El Aviso
Committe in Solidarity with the Central American People
Summer 1997


The Women's Movement in Cuba
By Joyce Thomas

The six Eugene women who visited Cuba last July as part of a women's delegation led by Margaret Randall, feminist activist author of numerous books in Latin America solidarity and women's issues, saw many faces of women's rights in Cuba. The role of women in the revolution itself and in various social changes have given women a powerful place in Cuban society; nevertheless, true gender equality has still not been achieved.

Women such as Haydee Santamaria fought with Castro in his futile first attempt at revolution in 1953 and returned to fight with him until his success in 1959. Havana's Museum of the Revolution has life size photos of these women. Women said, "We'd rather be fighting at the side of the men than doing laundry."

One of the first post-revolutionary acts was Castro's formation of the Federation of Cuban Women, the FMC, which was charged with the important task of bringing literacy to the people: the FMC sent 100,000 literary trainers into the countryside and helped re-train the 63,000 live-in domestic workers displaced by the revolution. One Cuban senator, a former sugar cane worker, received her first education at age 18 from this incredibly successful effort.

Today the Cuban Congress is 22% women, and 50% of Cuba's doctors are women. Nevertheless, men still hold a disproportionate number of scientific and technical posts. Eighty percent of Cuban women belong to the FMC.

Unfortunately, women are still doing more of the laundry that the official Family Code prescribes when it requires men and women to share equally in housework and child care. According to the FMC "the special period" of increased economic pressures shifted the focus from some of these revolutionary goals to a survival mode in which women have had to take on greater responsibilities at work and at home in the face of food scarcity and medical shortages.
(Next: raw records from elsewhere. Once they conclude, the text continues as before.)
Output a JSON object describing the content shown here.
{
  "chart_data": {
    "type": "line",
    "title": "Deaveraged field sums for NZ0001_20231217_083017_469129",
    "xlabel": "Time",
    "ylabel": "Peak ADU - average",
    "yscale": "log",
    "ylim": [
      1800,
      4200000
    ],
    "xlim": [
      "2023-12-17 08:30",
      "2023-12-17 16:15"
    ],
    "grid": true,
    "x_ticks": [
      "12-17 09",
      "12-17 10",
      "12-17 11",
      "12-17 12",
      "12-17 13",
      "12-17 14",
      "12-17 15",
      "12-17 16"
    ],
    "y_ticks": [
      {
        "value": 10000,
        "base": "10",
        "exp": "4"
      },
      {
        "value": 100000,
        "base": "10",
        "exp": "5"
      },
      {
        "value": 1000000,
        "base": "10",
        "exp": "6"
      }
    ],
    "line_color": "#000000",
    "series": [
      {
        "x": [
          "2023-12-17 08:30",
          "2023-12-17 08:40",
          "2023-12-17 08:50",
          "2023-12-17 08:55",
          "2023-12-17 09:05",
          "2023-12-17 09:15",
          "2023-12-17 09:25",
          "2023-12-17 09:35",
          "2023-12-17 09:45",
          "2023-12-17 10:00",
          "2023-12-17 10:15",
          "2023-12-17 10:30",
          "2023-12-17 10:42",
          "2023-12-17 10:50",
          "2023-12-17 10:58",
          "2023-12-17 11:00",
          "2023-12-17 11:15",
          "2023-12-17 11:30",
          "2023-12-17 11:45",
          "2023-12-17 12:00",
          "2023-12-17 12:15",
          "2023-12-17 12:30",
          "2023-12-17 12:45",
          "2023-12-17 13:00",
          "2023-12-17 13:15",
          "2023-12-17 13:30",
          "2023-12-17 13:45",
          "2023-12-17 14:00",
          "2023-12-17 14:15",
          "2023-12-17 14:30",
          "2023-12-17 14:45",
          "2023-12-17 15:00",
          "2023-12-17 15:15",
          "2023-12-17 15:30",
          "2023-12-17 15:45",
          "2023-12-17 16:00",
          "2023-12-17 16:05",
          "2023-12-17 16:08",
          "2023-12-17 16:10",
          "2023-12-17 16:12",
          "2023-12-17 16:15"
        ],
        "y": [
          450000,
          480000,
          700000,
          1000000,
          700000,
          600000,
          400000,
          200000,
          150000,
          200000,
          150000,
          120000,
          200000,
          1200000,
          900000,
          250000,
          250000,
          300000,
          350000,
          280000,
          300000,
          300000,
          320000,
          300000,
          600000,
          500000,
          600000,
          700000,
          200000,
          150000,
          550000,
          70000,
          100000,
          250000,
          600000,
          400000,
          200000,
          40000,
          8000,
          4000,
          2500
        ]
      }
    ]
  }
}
Although the revolution virtually eliminated prostitution, the increasing tourism that has been embraced as one solution to Cuba's economic problems has led to a re-emergence of this oppression. An international women's conference scheduled for 1997 in Cuba will include this issue in its focus on avoiding tourist industry exploitation of women workers.

A major related loss to all Cuban women is the recent dissolution of the radical feminist group, Magen, who in its 2 years of existence focused on media and advertising exploitation of women and led the fight against sex tourism. At an international women's conference in Spain, these women were berated for not having a conscious feminist theory. When they returned to Cuba, they read feminist theory and fully explored its implications for gender transformation. The FMC moves more slowly and is more conservative within the revolutionary context of its many gains for women and Cuban society.